Research

Development of Path Sampling and Enhanced Sampling Algorithms

During my Ph.D. with Prof. Ioan Andricioaei at UC Irvine, I led the development of the weighted ensemble milestoning (WEM) algorithm for calculating free energy and kinetics of rare events in biomolecules from unbiased simulations. This approach combines two well-established path-sampling algorithms, weighted ensemble, and milestoning, and increases their efficiency and mitigates their shortcomings. I applied this novel strategy to calculate the residence time and binding affinity of the 4-hydroxy-2-butanone (BUT) ligand from the FKBP protein. The predictions from <100 ns of WEM simulation were in agreement with the 30 𝜇s unbiased simulations performed using the Anton supercomputer. I also introduced an improved version of this algorithm (M-WEM) which was able to correctly predict the millisecond timescale residence time of the trypsin-benzamidine complex from nanosecond timescale WEM simulations. Considering the higher degree of complexity of this system, as demonstrated in subsequent studies, the scalability of the algorithm is noteworthy. A recent review article has independently identified my M-WEM method to be among the most efficient and accurate algorithms for predicting ligand binding kinetics.

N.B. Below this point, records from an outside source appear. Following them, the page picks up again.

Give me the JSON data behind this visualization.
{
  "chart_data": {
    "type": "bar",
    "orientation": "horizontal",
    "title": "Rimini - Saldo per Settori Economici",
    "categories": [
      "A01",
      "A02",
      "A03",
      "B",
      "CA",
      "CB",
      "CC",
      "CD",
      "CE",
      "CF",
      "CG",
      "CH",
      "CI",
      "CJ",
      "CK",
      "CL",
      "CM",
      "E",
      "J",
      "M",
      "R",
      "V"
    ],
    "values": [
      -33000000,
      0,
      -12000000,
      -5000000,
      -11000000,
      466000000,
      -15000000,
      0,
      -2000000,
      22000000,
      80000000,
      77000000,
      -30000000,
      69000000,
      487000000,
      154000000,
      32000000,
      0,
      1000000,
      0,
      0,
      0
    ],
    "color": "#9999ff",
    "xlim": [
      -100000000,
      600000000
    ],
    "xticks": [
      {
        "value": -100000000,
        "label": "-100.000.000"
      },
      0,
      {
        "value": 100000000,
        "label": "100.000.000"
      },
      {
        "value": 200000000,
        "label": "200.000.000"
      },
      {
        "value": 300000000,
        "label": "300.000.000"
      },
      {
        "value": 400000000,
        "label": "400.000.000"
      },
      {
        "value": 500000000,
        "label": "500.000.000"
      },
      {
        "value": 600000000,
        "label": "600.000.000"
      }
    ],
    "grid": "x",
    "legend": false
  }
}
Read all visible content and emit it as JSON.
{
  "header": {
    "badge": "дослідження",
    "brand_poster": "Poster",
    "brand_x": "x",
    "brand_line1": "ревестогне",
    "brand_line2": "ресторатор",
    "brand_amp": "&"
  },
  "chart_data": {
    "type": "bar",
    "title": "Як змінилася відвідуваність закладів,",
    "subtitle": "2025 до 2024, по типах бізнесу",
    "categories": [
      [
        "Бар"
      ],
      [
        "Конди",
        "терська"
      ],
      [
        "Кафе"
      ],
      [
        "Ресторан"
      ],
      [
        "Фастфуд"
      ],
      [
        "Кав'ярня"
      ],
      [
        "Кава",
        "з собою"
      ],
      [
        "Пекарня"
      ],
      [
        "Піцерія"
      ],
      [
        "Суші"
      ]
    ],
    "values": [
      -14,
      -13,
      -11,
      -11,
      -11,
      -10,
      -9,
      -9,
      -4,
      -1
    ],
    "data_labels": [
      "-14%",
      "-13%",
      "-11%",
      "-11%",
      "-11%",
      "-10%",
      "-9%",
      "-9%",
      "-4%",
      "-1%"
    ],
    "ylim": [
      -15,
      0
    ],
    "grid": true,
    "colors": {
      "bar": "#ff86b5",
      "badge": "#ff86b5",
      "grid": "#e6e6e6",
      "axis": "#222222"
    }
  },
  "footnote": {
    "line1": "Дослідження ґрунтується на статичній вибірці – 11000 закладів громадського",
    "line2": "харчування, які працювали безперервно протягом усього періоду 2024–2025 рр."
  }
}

As a postdoctoral researcher with Prof. Michele Parrinello, I developed an adaptive bias enhanced sampling algorithm named OPES flooding (OPESf) for calculating the kinetics of rare events. This method is a significant improvement over the standard infrequent metadynamics method used for kinetic calculations, as the user can explicitly control the maximum bias deposition and prevent biasing the transition state. An open-source implementation of OPESf is available in the PLUMED software. Using OPESf I calculated the kinetics of protein folding and unfolding, ligand-receptor unbinding, and enzyme catalysis. Others have used this method to study surface-catalyzed reactions. In a recent application, I used OPESf in combination with the data mining algorithm, dynamic time warping (DTW), to discover previously unknown pathways of protein-ligand unbinding and to calculate exit-path dependent unbinding kinetics. This work automates the analysis of pathways and kinetics in computational drug design, a field still heavily reliant on binding free energies.

Deep Learning for Collective Variable Discovery 

Identifying optimal collective variables (CV) is a key challenge in enhanced sampling simulation, particularly for complex systems in biophysics and material science. Deep learning methods have recently been utilized in various forms to address this problem. The key advantage of deep learning methods is that the CV can include the non-linear dependence of a multidimensional feature space. One such approach is the deep Targeted Discriminant Analysis (deep-TDA) where short unbiased simulations are used to train a collective variable that can distinguish various metastable basins. This technique has been particularly useful for chemical reactions and ligand-receptor binding problems. It has been noted in the literature that the optimal CV has the property that it should distinguish between the metastable basins as well as the transition states, in order to effectively drive the conformational transitions and accelerate the convergence of the free energy landscape. We improve upon deep-TDA to include information about the transition paths to design CVs that can not only distinguish the metastable basins but also the transition states. We tested our method on the model system of Muller Brown potential, folding and unfolding of the Chignolin mini-protein, and the binding of a small molecule ligand to the calixarene host from the SAMPL5 challenge. We demonstrate that the inclusion of the transition path information in the framework of Deep Learning based CV can significantly improve the accuracy and convergence speed of the free energy landscape. Our study will motivate future work in designing optimal CVs using transition state information and may find potential application in the computational investigation of biomolecular processes of pharmaceutical relevance and chemical reactions involved in catalysis.

Studying the Role of Allosterism in Protein Conformational Change and Antigen-antibody Recognition Using Graph Network Model

During my Ph.D., I studied the role of allosteric communication in the dynamics of protein complexes specifically the ones relevant to the coronavirus pandemic. Using time-lagged independent component analysis (TICA), protein graph connectivity network, and mutual information, I identified the allosteric regulation by distant residues that can impact the conformational change in the receptor binding domain SARS-CoV-2 spike protein, facilitating the infection of human cells. Mutations in the two most prominent residues (D614G and A570D) predicted by my model were later discovered to create more infectious strains. Identifying these emerging mutants is an important step toward pre-designing vaccines for future outbreaks. This initial work identifies allosteric effects in protein conformational change and antibody recognition. I extended this graph network analysis to the dynamics of the neutralizing antibodies complexed with the spike protein and performed a comparative study between the wild-type and different variants of SARS-CoV-2 virus. This study demonstrates a new way to study allosterism in protein conformational change and antibody recognition. It will potentially facilitate the computer-aided rational design of monoclonal antibodies to combat infections from future strains of coronavirus.